Wie man eine Marke zum Leben erweckt

27.04.2011.  Sie fahren gerade von einem Teil der Stadt zu einem anderen. Sie sind in großer Eile, als Sie auf eine rote Ampel zusteuern. Vor Ihnen blockieren zwei Autos beide Fahrbahnen. Das Auto in der einen Spur ist ein BMW. Das Auto in der anderen ein Mercedes. Hinter welchem Auto halten Sie?

Niemand hat jemals „Mercedes“ geantwortet. Die Antwort ist nicht das Resultat von Wissen. Es ist eine Überzeugung des Herzens. Solche mächtigen, emotionalen Einstellungen und Bindungen entstehen nicht durch Produkte, die nur Gegenstände sind, sondern durch Marken. Eine Marke ist ein lebender Organismus, eine dynamische, psychologische Konstruktion, die in Ihrem Gehirn lebt und sich ernährt vom Input derer, die sie produzieren, die sie verkaufen und die sie kaufen.

Was ist es, das alle drei eint … und das eine Marke zum Leben erweckt? Das, was sie alle teilen, ist eine gemeinsame Geisteshaltung. Für sich betrachtet hat eine Geisteshaltung mit einem Produkt, einer Produktkategorie oder einer Marke nicht unbedingt etwas zu tun. Es geht also darum, eine relevante Geisteshaltung herauszuarbeiten und sicherzugehen, dass Sie diese für Ihre Marke in der Produktkategorie in Anspruch nehmen können.
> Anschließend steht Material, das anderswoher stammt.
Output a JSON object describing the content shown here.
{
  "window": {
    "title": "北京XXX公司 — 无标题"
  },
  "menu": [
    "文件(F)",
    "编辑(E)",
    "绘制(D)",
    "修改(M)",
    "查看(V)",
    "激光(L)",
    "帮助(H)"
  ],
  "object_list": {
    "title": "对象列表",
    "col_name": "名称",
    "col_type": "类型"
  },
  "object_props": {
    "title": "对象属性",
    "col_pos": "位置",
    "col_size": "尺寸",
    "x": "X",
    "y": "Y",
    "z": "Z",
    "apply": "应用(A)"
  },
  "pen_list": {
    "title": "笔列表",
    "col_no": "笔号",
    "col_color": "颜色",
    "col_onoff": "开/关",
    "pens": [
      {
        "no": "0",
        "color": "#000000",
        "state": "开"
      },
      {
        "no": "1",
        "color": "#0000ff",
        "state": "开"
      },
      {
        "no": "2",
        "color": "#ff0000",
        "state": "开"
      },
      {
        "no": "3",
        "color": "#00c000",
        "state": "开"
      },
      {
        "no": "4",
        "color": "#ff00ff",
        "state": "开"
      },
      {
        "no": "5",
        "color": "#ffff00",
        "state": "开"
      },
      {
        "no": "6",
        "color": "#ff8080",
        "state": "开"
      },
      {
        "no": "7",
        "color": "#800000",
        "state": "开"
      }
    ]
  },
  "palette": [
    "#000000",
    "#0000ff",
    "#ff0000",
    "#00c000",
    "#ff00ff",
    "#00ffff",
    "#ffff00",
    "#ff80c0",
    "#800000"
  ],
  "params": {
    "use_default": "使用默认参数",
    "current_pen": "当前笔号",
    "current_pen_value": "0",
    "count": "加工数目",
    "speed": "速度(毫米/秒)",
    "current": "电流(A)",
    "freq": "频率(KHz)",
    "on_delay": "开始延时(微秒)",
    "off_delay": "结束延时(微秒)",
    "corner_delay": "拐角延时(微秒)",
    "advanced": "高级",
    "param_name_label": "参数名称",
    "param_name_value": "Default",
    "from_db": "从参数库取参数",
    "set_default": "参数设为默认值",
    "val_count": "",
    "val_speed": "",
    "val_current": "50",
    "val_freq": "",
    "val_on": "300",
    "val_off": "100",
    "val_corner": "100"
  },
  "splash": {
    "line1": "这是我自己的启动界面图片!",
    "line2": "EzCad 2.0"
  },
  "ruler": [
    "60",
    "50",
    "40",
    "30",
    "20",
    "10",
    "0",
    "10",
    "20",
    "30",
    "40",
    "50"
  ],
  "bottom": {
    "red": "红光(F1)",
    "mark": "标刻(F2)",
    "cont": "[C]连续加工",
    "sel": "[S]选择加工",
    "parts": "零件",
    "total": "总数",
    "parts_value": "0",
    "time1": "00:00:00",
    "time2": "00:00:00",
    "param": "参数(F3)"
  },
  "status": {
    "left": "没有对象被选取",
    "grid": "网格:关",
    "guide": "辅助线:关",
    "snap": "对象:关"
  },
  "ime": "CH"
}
Möglicherweise hat Avis die wohl meistbekannte Geisteshaltung: We try harder. Wir sind nur die Nummer zwei, also müssen wir härter arbeiten, um besser zu sein. Mit uns ist Ihr Aschenbecher sauber, wenn Sie ins Auto steigen. Wähle ich wirklich einen Mietwagen, weil er einen sauberen Aschenbecher hat? Wohl kaum. Aber ich werde mich für die Autovermietung entscheiden, die härter arbeitet. Damals (1963) wurden die meisten Autos für Geschäftszwecke gemietet von Leuten des mittleren Managements. Sie arbeiteten härter, um auf der Unternehmensleiter höher zu steigen. Das war die Geisteshaltung, die Avis mit seinen Kunden verband.
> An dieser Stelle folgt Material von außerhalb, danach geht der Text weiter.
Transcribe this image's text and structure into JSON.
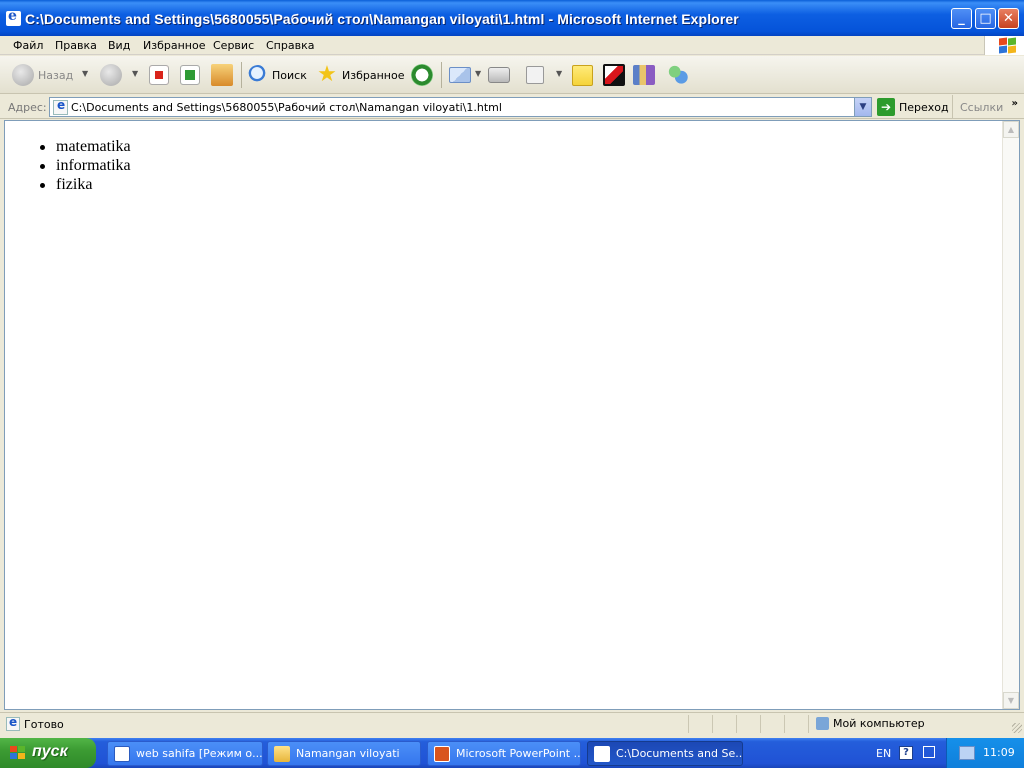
{
  "window": {
    "title": "C:\\Documents and Settings\\5680055\\Рабочий стол\\Namangan viloyati\\1.html - Microsoft Internet Explorer",
    "buttons": {
      "minimize": "_",
      "maximize": "□",
      "close": "✕"
    }
  },
  "menu": {
    "items": [
      "Файл",
      "Правка",
      "Вид",
      "Избранное",
      "Сервис",
      "Справка"
    ]
  },
  "toolbar": {
    "back_label": "Назад",
    "search_label": "Поиск",
    "favorites_label": "Избранное"
  },
  "address": {
    "label": "Адрес:",
    "value": "C:\\Documents and Settings\\5680055\\Рабочий стол\\Namangan viloyati\\1.html",
    "go_label": "Переход",
    "links_label": "Ссылки"
  },
  "page": {
    "list_items": [
      "matematika",
      "informatika",
      "fizika"
    ]
  },
  "status": {
    "text": "Готово",
    "zone": "Мой компьютер"
  },
  "taskbar": {
    "start_label": "пуск",
    "tasks": [
      "web sahifa [Режим о...",
      "Namangan viloyati",
      "Microsoft PowerPoint ...",
      "C:\\Documents and Se..."
    ],
    "language": "EN",
    "help": "?",
    "clock": "11:09"
  }
}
Auf dem heutigen Markt ist Geisteshaltung als Überzeugung des Herzens zwingend für Überleben und Wachstum. Wir haben uns entfernt von einer Kommunikation, die bestimmt wurde von einer Botschaft an ALLE durch hauptsächlich EIN Medium. Das Medienangebot hat sich extrem vervielfältigt, sodass Werbebotschaften überall da sind, wo auch Sie sind. Ein „Multilog“ statt eines Monologs. Was kann sie zusammenhalten? Das kann nur eine starke Geisteshaltung schaffen. Andernfalls wird die Marke auf die Produktebene reduziert und übrig bleiben als Hebel Preisnachlässe und Gratisgaben.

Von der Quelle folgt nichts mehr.